結果は知っての通り。皇道派は原隊復帰した後も、満州や南方に派遣され、統制派の者たちから徹底的にパージされたとかされなかったとか・・・まさに「和」を以てトウトシとなす・・・彼らの掲げた「大いなる和」は時代にそぐわなかったらしい。
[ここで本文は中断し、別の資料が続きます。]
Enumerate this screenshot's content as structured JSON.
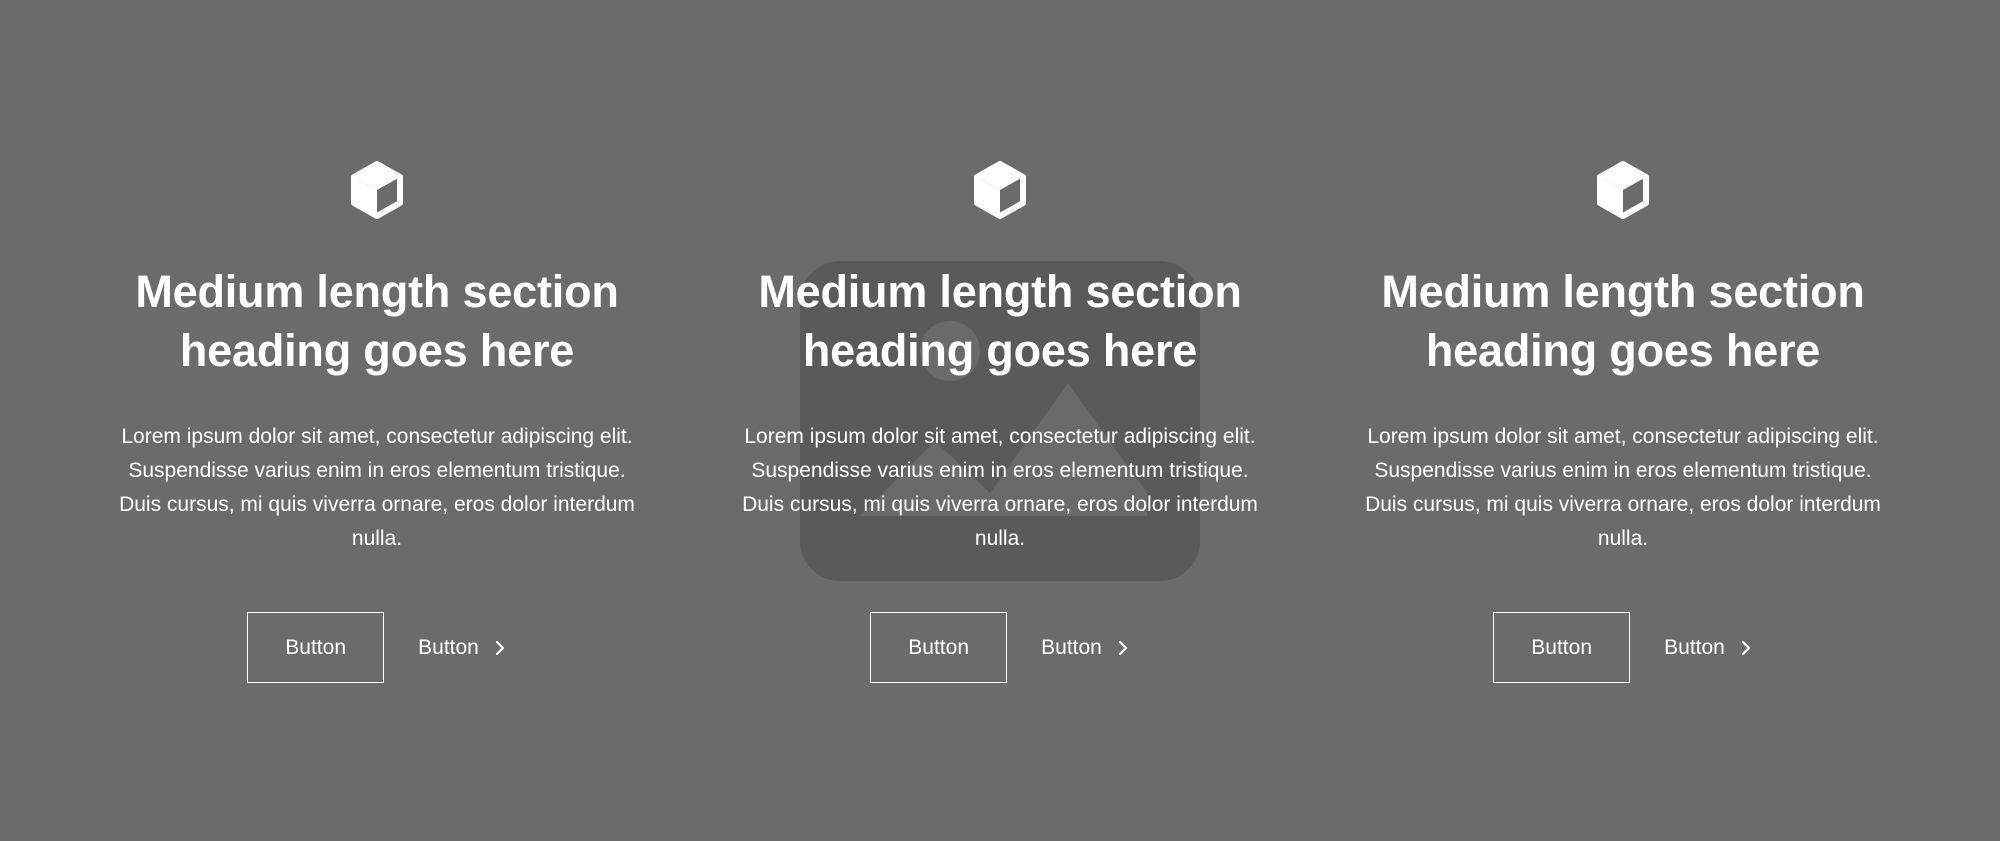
{
  "theme": {
    "background": "#6b6b6b",
    "placeholder_fill": "#5a5a5a",
    "text_color": "#ffffff"
  },
  "background_image": {
    "icon": "image-placeholder-icon"
  },
  "features": [
    {
      "icon": "cube-icon",
      "heading_line1": "Medium length section",
      "heading_line2": "heading goes here",
      "body_line1": "Lorem ipsum dolor sit amet, consectetur adipiscing elit.",
      "body_line2": "Suspendisse varius enim in eros elementum tristique.",
      "body_line3": "Duis cursus, mi quis viverra ornare, eros dolor interdum",
      "body_line4": "nulla.",
      "primary_button": "Button",
      "link_button": "Button",
      "link_icon": "chevron-right-icon"
    },
    {
      "icon": "cube-icon",
      "heading_line1": "Medium length section",
      "heading_line2": "heading goes here",
      "body_line1": "Lorem ipsum dolor sit amet, consectetur adipiscing elit.",
      "body_line2": "Suspendisse varius enim in eros elementum tristique.",
      "body_line3": "Duis cursus, mi quis viverra ornare, eros dolor interdum",
      "body_line4": "nulla.",
      "primary_button": "Button",
      "link_button": "Button",
      "link_icon": "chevron-right-icon"
    },
    {
      "icon": "cube-icon",
      "heading_line1": "Medium length section",
      "heading_line2": "heading goes here",
      "body_line1": "Lorem ipsum dolor sit amet, consectetur adipiscing elit.",
      "body_line2": "Suspendisse varius enim in eros elementum tristique.",
      "body_line3": "Duis cursus, mi quis viverra ornare, eros dolor interdum",
      "body_line4": "nulla.",
      "primary_button": "Button",
      "link_button": "Button",
      "link_icon": "chevron-right-icon"
    }
  ]
}
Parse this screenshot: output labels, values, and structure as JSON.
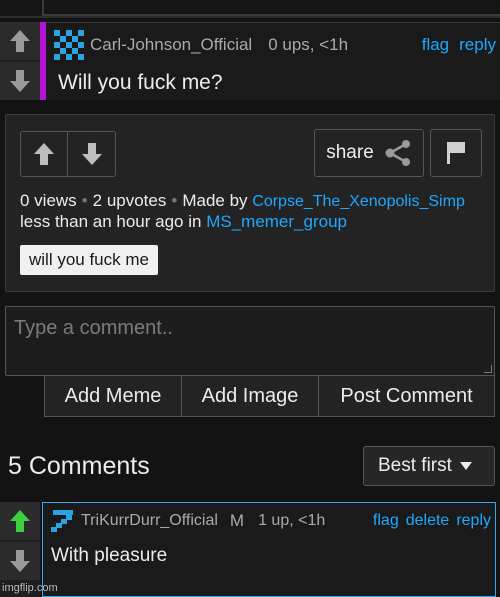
{
  "parent_comment": {
    "username": "Carl-Johnson_Official",
    "stats": "0 ups, <1h",
    "actions": [
      "flag",
      "reply"
    ],
    "text": "Will you fuck me?",
    "highlight_color": "#b512d8"
  },
  "meme_panel": {
    "share_label": "share",
    "views": "0 views",
    "upvotes": "2 upvotes",
    "made_by_prefix": "Made by",
    "creator": "Corpse_The_Xenopolis_Simp",
    "time_prefix": "less than an hour ago in",
    "group": "MS_memer_group",
    "tag": "will you fuck me"
  },
  "comment_form": {
    "placeholder": "Type a comment..",
    "buttons": [
      "Add Meme",
      "Add Image",
      "Post Comment"
    ]
  },
  "comments_header": {
    "count_label": "5 Comments",
    "sort_value": "Best first"
  },
  "first_comment": {
    "username": "TriKurrDurr_Official",
    "badge": "M",
    "stats": "1 up, <1h",
    "actions": [
      "flag",
      "delete",
      "reply"
    ],
    "text": "With pleasure",
    "upvoted_color": "#3ecf3e"
  },
  "colors": {
    "link": "#1ea8ff",
    "background": "#131313",
    "comment_border": "#3aa6e6"
  },
  "watermark": "imgflip.com"
}
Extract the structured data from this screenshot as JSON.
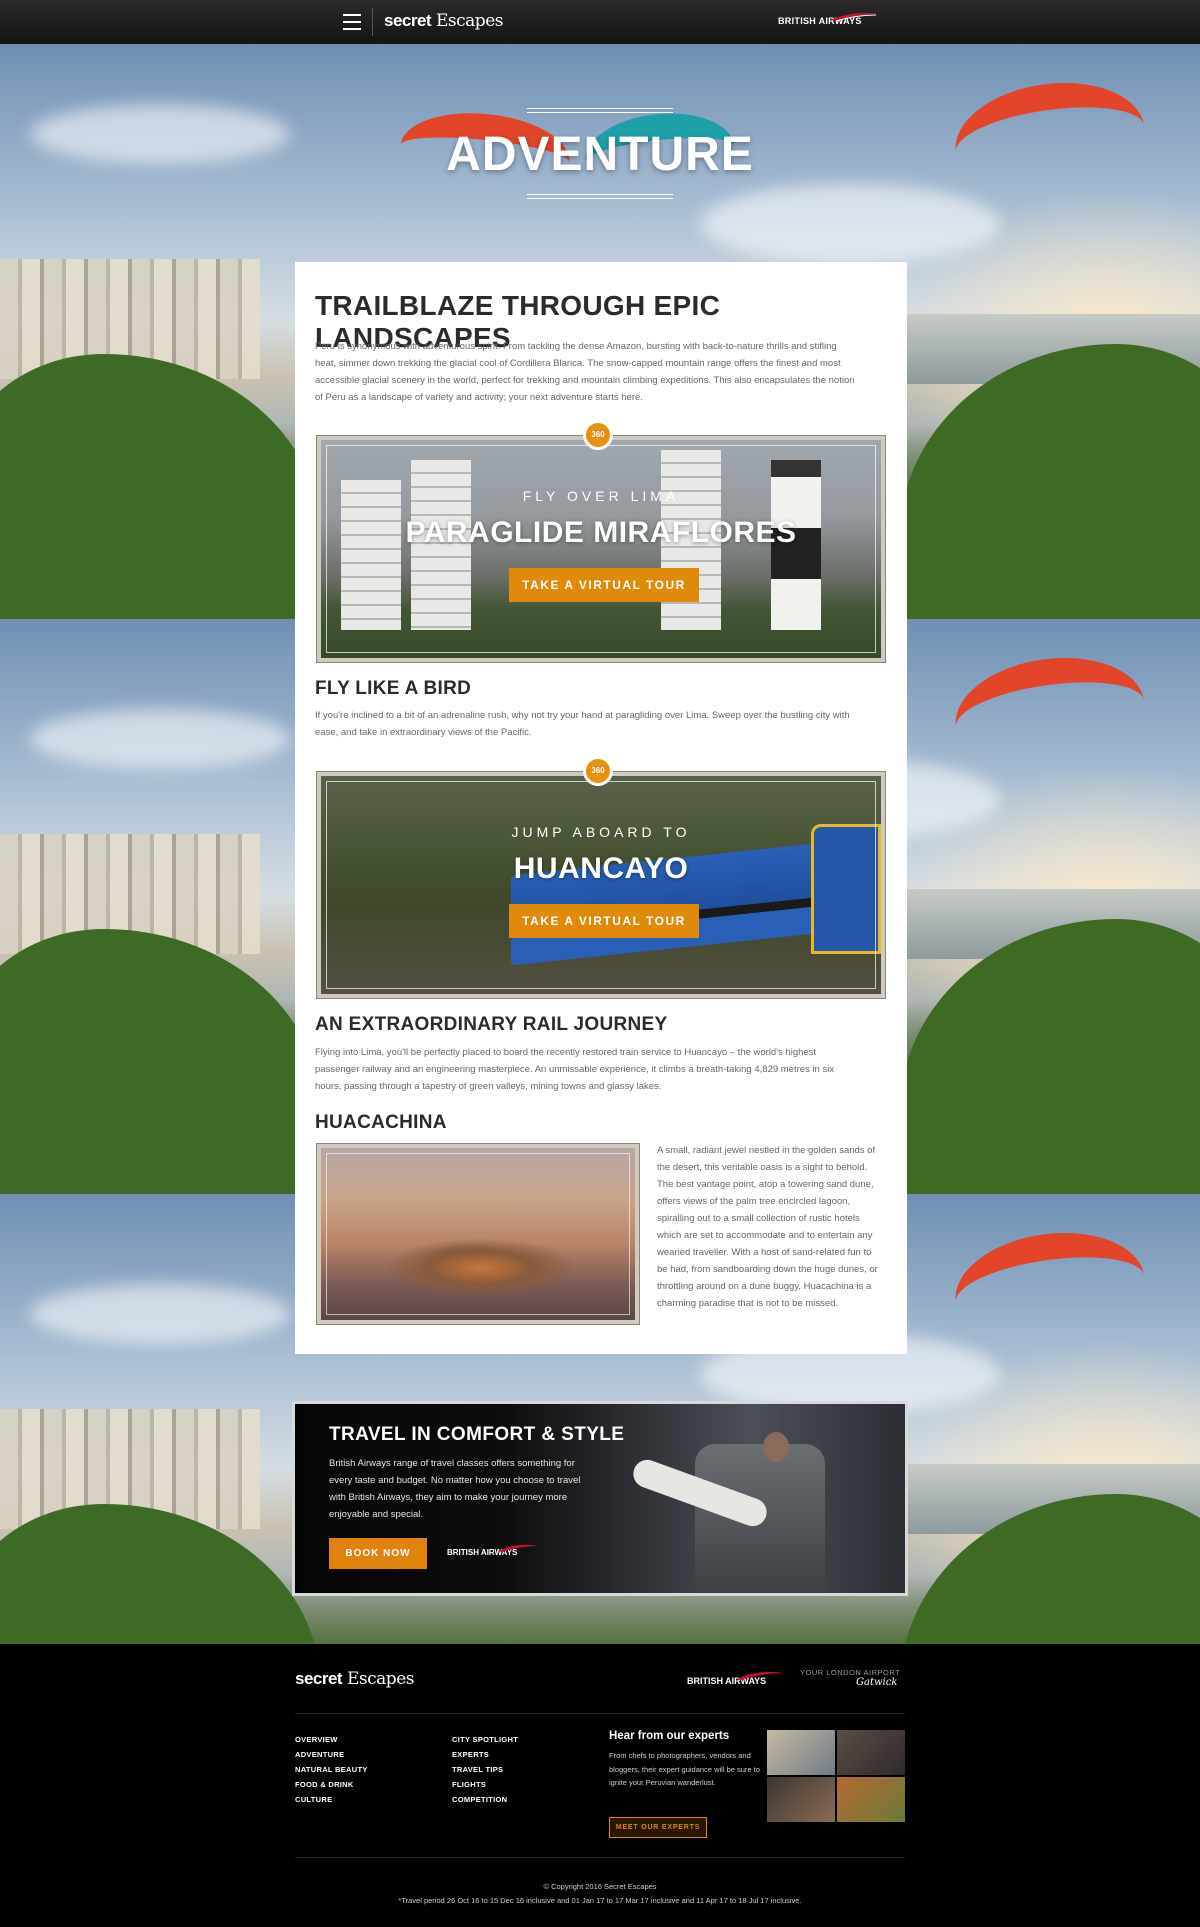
{
  "topbar": {
    "logo_bold": "secret",
    "logo_script": "Escapes",
    "partner": "BRITISH AIRWAYS"
  },
  "hero": {
    "title": "ADVENTURE"
  },
  "intro": {
    "heading": "TRAILBLAZE THROUGH EPIC LANDSCAPES",
    "body": "Peru is synonymous with adventurous spirit. From tackling the dense Amazon, bursting with back-to-nature thrills and stifling heat, simmer down trekking the glacial cool of Cordillera Blanca. The snow-capped mountain range offers the finest and most accessible glacial scenery in the world, perfect for trekking and mountain climbing expeditions. This also encapsulates the notion of Peru as a landscape of variety and activity; your next adventure starts here."
  },
  "tours": [
    {
      "badge": "360",
      "eyebrow": "FLY OVER LIMA",
      "title": "PARAGLIDE MIRAFLORES",
      "button": "TAKE A VIRTUAL TOUR"
    },
    {
      "badge": "360",
      "eyebrow": "JUMP ABOARD TO",
      "title": "HUANCAYO",
      "button": "TAKE A VIRTUAL TOUR"
    }
  ],
  "sections": [
    {
      "heading": "FLY LIKE A BIRD",
      "body": "If you're inclined to a bit of an adrenaline rush, why not try your hand at paragliding over Lima. Sweep over the bustling city with ease, and take in extraordinary views of the Pacific."
    },
    {
      "heading": "AN EXTRAORDINARY RAIL JOURNEY",
      "body": "Flying into Lima, you'll be perfectly placed to board the recently restored train service to Huancayo – the world's highest passenger railway and an engineering masterpiece. An unmissable experience, it climbs a breath-taking 4,829 metres in six hours, passing through a tapestry of green valleys, mining towns and glassy lakes."
    },
    {
      "heading": "HUACACHINA",
      "body": "A small, radiant jewel nestled in the golden sands of the desert, this veritable oasis is a sight to behold. The best vantage point, atop a towering sand dune, offers views of the palm tree encircled lagoon, spiralling out to a small collection of rustic hotels which are set to accommodate and to entertain any wearied traveller. With a host of sand-related fun to be had, from sandboarding down the huge dunes, or throttling around on a dune buggy, Huacachina is a charming paradise that is not to be missed."
    }
  ],
  "comfort": {
    "title": "TRAVEL IN COMFORT & STYLE",
    "body": "British Airways range of travel classes offers something for every taste and budget. No matter how you choose to travel with British Airways, they aim to make your journey more enjoyable and special.",
    "button": "BOOK NOW",
    "partner": "BRITISH AIRWAYS"
  },
  "footer": {
    "logo_bold": "secret",
    "logo_script": "Escapes",
    "partner": "BRITISH AIRWAYS",
    "airport_top": "YOUR LONDON AIRPORT",
    "airport_name": "Gatwick",
    "nav_left": [
      "OVERVIEW",
      "ADVENTURE",
      "NATURAL BEAUTY",
      "FOOD & DRINK",
      "CULTURE"
    ],
    "nav_right": [
      "CITY SPOTLIGHT",
      "EXPERTS",
      "TRAVEL TIPS",
      "FLIGHTS",
      "COMPETITION"
    ],
    "experts_heading": "Hear from our experts",
    "experts_body": "From chefs to photographers, vendors and bloggers, their expert guidance will be sure to ignite your Peruvian wanderlust.",
    "experts_button": "MEET OUR EXPERTS",
    "copyright": "© Copyright 2016 Secret Escapes",
    "travel_period": "*Travel period 26 Oct 16 to 15 Dec 16 inclusive and 01 Jan 17 to 17 Mar 17 inclusive and 11 Apr 17 to 18 Jul 17 inclusive."
  },
  "colors": {
    "accent": "#e0820c",
    "heading": "#2b2b2b",
    "body": "#666666"
  }
}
昭和の神聖はその時どのような勅を下されたのか?そのお怒りはいったいどこを起点として発露なされたのか? 神聖は神聖に足る無死赤心の誠を、果たして顕したもうたのであろうか・・・?
そして国体と国体の象徴たる天皇、臣と臣人民の信じた「皇道」は同じものであったのだろうか?
もし乖離があったとしたら、刻々と迫りくる日本包囲網のあらしの中、国體運営は暗礁に乗り上げる。その不協和音こそが太平洋戦争につながっていく悲劇の元凶ではなかったか。

悲劇は今も続く
ーこの事件の結果、軍部の影響力は強くなり、5年後の太平洋戦争の開戦へと繋がっていくー
友人から紹介された、あるニュースサイトからの引用だが、執筆者は、軍部がいわゆるクーデターを完璧に阻止できたにも拘らず軍靴の音が云々と、ステレオタイプな話で落ちをつけて平気でいる。
まるで青年将校たちがその軍靴の音を請来してきたかのような印象操作を、唯々諾々と受け入れる現代人のいかに多いことか・・・少し考えれば、事実は全く逆だということがわかるだろう。
結局は御用学者が、政商が、周辺国の思惑が、彼らのあかなこころに虚偽の色を糊塗し、あまつさえそれを利用しようとしている現状は、今も昔も全く変わらない・・・こんなようでは彼らの熱い想いは、いまだ何ら安息も慰労も与えられていないのではないか?

英霊の声をはじめ、その晩年に急激に傾倒し、最後に市ヶ谷駐屯地にて果てることで、三島が殉じたもののふの道は、誰に顧みられることなくとも、幾世にも生き代り死に変わり発露される、やむに已まれぬ大和心への、一命を投じての餞だったのだと思う。

大正のころは良かった・・・懐かしげに語る年寄りを多く知っている。
もう大方は鬼籍に入ったが、皇族でも三笠宮様などはそうお感じではないだろうか。大らかな時代は、たとえ長く続かないにしても、人間のよい資質を育英する。子供たちにはそういった雰囲気を享受させたいものだ。

しかし、そのために忘れてはならない物語はある。2.26しかり、3.11しかり・・・先人たちは黄泉の向こうからこの国と世界を、そして私たちを見つめている。

おほやまと あかなこころの もののふは あまくにかけて はなとちるらむ

写真は 焔峰 林八郎少尉 少尉もまた日月の剣流にあったと言う。